Friday, October 5, 2012
Pier 24
The other day I visited Pier 24, and utterly amazing "place to view and think about photography." It's also a very mysterious spot. Since it opened a year or so ago it seems hardly to have been publicized at all. Some San Franciscans, myself included, seem to have vaguely heard of it, and many not at all. And yet it's huge in scale--more along the lines of a small museum than an art gallery. And the caliber of work they're showing is outstanding. And while the perception seems to be that you can go there by invitation only, in fact it's by appointment only. Anyone can go, and it's free, and the appointments take about five seconds to make online (though, just to make things a little more cagey and odd, you can only make appointments for one person at a time--if you want to go with a group you each have to make your own separate appointment). And they only let in twenty people at a time, and did I mentioned that it's huge? so you more or less have the whole place to yourself for two hours. And when you get there it's almost totally unmarked from the outside and a security camera looks you in the eyeballs before you are let in. So basically what we have here is a semi-secret free museum of amazing, and I do mean amazing, photography. That almost no one seems to know about. Weird, right? And kind of wonderful? Anyhow, enough chatter. The current show (up through February and highly recommended) is on portraiture. And here are shots I took on site to capture the images that struck me most.

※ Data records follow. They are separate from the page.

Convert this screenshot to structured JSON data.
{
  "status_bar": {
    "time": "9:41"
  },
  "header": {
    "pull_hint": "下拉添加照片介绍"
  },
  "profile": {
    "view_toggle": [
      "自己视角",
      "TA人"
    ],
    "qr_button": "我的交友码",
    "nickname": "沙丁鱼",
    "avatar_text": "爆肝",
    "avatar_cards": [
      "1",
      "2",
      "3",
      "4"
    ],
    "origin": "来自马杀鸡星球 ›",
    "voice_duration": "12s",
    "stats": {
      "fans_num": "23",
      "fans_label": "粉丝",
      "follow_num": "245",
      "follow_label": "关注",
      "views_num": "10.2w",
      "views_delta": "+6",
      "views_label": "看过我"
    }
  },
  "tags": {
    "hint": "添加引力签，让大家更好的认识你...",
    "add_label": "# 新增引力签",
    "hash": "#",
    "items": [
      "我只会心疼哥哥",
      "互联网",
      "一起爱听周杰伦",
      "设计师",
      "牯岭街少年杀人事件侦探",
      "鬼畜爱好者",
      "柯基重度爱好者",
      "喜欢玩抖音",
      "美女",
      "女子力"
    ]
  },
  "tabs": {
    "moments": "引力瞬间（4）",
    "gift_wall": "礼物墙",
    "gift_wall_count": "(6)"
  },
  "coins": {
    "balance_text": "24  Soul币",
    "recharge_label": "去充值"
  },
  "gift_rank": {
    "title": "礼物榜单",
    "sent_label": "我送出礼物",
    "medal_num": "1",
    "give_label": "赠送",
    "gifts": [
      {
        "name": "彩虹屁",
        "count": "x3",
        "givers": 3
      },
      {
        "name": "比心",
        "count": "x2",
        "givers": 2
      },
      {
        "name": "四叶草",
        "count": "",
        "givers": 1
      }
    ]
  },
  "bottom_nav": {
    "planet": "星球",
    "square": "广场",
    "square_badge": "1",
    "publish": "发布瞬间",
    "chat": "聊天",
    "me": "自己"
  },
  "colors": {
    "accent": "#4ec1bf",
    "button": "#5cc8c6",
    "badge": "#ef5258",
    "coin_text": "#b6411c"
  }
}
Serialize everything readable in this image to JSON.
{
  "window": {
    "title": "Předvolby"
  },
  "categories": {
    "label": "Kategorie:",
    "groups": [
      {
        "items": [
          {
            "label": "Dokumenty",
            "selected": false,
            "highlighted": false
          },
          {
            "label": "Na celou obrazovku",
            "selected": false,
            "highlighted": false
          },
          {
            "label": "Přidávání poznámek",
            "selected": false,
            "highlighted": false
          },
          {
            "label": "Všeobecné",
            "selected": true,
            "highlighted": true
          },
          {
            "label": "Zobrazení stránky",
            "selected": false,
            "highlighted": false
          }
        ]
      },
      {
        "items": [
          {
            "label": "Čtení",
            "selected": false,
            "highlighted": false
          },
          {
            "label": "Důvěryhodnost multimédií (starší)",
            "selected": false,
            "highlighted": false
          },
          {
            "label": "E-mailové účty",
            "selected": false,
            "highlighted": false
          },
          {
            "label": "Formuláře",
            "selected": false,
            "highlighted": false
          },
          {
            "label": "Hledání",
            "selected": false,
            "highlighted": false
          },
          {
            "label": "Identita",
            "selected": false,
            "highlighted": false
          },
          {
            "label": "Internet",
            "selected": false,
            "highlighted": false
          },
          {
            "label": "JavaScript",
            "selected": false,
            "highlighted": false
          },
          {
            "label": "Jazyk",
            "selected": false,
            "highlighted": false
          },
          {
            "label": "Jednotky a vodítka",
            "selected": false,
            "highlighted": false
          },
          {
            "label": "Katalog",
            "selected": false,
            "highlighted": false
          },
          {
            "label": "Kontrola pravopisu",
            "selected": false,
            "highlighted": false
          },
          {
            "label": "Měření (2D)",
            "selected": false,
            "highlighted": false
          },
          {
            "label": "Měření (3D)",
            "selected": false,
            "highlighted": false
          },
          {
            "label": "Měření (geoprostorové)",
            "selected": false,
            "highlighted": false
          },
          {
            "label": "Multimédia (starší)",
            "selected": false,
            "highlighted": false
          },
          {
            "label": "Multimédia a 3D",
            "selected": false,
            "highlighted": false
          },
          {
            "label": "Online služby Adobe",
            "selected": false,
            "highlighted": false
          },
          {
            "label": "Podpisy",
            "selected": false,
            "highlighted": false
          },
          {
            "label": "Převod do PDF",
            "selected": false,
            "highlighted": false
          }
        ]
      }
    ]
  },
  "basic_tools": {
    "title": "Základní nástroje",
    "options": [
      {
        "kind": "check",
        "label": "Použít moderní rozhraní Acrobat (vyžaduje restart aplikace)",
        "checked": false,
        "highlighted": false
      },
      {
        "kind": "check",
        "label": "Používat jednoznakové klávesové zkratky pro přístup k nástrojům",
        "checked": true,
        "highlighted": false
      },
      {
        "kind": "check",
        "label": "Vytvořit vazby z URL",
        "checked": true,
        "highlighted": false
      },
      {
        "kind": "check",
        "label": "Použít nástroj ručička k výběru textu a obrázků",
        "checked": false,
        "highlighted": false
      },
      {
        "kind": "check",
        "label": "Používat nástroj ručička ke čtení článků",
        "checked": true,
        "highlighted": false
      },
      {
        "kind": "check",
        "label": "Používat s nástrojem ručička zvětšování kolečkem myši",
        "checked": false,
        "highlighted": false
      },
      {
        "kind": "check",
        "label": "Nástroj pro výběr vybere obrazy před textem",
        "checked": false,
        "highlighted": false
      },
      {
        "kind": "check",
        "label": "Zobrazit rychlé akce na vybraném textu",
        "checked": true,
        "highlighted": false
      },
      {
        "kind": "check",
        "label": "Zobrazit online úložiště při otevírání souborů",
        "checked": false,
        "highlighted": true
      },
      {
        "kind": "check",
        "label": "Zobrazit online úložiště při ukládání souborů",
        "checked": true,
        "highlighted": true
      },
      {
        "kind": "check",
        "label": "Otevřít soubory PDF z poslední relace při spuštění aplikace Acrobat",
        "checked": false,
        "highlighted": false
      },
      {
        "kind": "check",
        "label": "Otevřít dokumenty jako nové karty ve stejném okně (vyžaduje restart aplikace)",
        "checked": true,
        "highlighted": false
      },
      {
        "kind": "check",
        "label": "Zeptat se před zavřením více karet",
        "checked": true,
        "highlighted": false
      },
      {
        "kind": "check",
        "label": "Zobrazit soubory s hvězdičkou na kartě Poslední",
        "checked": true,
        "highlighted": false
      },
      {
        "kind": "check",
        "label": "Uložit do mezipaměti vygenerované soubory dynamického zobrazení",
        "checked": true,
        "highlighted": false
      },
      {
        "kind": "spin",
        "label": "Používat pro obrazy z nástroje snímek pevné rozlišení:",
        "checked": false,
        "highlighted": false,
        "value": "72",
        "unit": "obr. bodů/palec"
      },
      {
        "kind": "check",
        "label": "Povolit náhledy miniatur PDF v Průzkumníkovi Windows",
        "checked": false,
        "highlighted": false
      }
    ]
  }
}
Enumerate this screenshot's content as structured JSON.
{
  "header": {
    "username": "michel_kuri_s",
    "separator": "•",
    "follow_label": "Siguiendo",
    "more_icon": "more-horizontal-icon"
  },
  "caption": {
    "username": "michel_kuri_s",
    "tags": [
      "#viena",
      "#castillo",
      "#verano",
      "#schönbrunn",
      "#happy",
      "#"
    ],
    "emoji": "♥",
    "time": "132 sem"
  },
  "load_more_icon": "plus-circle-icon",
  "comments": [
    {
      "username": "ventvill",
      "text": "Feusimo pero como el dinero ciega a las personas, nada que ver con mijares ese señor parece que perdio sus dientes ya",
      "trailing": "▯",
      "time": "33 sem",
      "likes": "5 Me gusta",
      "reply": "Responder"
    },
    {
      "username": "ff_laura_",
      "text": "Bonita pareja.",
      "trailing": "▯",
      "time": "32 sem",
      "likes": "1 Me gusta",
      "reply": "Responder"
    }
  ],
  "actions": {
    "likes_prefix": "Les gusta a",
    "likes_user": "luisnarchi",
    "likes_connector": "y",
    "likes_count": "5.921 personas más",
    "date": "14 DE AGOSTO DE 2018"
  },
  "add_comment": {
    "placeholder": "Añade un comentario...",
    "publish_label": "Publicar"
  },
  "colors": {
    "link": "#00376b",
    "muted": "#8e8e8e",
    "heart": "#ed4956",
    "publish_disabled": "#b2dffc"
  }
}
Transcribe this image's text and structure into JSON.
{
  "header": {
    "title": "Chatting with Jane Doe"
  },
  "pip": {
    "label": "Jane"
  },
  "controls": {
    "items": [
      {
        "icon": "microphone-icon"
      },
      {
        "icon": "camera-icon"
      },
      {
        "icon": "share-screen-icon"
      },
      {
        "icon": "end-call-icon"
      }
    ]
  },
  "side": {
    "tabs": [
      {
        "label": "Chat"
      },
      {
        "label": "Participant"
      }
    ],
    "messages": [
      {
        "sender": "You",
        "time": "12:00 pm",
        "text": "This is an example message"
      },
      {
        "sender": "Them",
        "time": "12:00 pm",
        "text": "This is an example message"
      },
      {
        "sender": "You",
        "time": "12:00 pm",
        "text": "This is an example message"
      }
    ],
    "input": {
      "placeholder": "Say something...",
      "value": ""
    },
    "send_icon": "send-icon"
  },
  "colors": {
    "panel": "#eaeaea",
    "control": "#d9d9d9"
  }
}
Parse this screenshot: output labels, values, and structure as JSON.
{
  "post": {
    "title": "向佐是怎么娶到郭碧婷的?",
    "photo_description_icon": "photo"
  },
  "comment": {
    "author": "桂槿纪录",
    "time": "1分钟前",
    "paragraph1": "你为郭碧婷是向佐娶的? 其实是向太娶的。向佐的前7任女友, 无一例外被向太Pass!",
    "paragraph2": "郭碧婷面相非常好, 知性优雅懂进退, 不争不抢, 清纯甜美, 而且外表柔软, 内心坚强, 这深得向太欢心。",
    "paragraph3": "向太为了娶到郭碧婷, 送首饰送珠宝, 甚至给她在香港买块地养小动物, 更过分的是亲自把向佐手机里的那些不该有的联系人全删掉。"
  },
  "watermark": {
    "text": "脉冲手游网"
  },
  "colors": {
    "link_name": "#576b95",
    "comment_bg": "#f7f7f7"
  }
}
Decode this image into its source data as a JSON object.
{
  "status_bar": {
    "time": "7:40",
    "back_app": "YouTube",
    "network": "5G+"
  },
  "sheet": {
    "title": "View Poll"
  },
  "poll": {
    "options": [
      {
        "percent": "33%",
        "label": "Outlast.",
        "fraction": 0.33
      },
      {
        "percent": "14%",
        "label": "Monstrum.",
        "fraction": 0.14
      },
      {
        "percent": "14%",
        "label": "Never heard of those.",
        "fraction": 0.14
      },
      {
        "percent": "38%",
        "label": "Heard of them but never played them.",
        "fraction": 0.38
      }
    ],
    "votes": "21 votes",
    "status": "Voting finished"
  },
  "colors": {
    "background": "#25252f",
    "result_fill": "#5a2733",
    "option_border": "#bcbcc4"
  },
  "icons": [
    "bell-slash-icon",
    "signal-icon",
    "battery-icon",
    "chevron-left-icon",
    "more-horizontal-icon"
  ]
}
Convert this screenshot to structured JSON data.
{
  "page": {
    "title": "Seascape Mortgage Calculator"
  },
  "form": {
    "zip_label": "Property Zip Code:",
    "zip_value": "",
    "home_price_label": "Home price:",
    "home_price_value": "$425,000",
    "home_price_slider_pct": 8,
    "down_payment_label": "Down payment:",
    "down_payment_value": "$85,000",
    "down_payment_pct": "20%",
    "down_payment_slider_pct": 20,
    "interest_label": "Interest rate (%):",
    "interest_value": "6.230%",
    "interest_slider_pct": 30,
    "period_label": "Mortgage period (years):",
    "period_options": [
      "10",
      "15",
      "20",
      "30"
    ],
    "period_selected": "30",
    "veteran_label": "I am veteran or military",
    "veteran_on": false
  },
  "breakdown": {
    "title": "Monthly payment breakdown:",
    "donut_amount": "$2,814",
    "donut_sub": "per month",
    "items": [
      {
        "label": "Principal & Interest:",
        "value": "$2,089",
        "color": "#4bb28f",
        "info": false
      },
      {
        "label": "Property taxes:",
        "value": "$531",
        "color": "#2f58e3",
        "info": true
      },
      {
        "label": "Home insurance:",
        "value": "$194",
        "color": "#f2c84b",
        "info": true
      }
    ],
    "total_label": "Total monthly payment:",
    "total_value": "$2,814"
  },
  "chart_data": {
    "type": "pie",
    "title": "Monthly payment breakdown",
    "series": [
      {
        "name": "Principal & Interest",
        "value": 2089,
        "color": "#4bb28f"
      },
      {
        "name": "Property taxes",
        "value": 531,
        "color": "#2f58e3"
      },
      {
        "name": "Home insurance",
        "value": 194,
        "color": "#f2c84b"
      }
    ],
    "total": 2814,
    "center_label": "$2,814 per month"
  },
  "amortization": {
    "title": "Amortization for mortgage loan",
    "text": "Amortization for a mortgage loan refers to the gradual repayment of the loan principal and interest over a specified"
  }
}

The above nude is by Edward Weston (of all people!).
Nicholas Nixon's Brown Sisters (I love love love this series and was so happy to see this one there, like an old friend)
A group of Retratos Pintados (hand-tinted portraits from Mexico)
Vintage photo by August Sander (I'm a secret big believer in the concept of affinity. Because of that I feel absolutely certain this woman and I would be friends).
Another August Sander (it seems to me it's rare to see vintage images of women who look happy holding babies, which makes it all the more awesome when you do).
Hendrik Kerstens (this is the cover image for the excellent About Face exhibition catalog which they are selling there, though seemingly no place else, for the bargain price of ten bucks).
Hans-Peter Feldmann (these are the first and last images in a series that encircles a room, featuring a portrait of a different person for each year of life starting at 0, 1, 2, 3, etc, all the way up to 100).
Diane Arbus (I almost missed a whole room of amazing Arbus images because I didn't see the tiny doorway--that's how big this place is).
Gillian Wearing "Self Portrait as My Mother" (and...wait for it...)
Gillian Wearing "Self Portrait as My Father" (Ok, ok, I know, I know. Just like how it was deeply uncool in English Lit grad school to "read for the plot," you're not supposed to marvel at the costumed trickery of self-portrait photographers. I get it. No one wants to be caught in public exclaiming "Oh my god! Cindy Sherman looks just like a Florida retiree in that photo!" We're all so much more sophisticated than that, right? But I'm sorry. It has to be said: female artist Gillian Wearing's cross-dressing in the above image is astounding, right? I mean, come on!)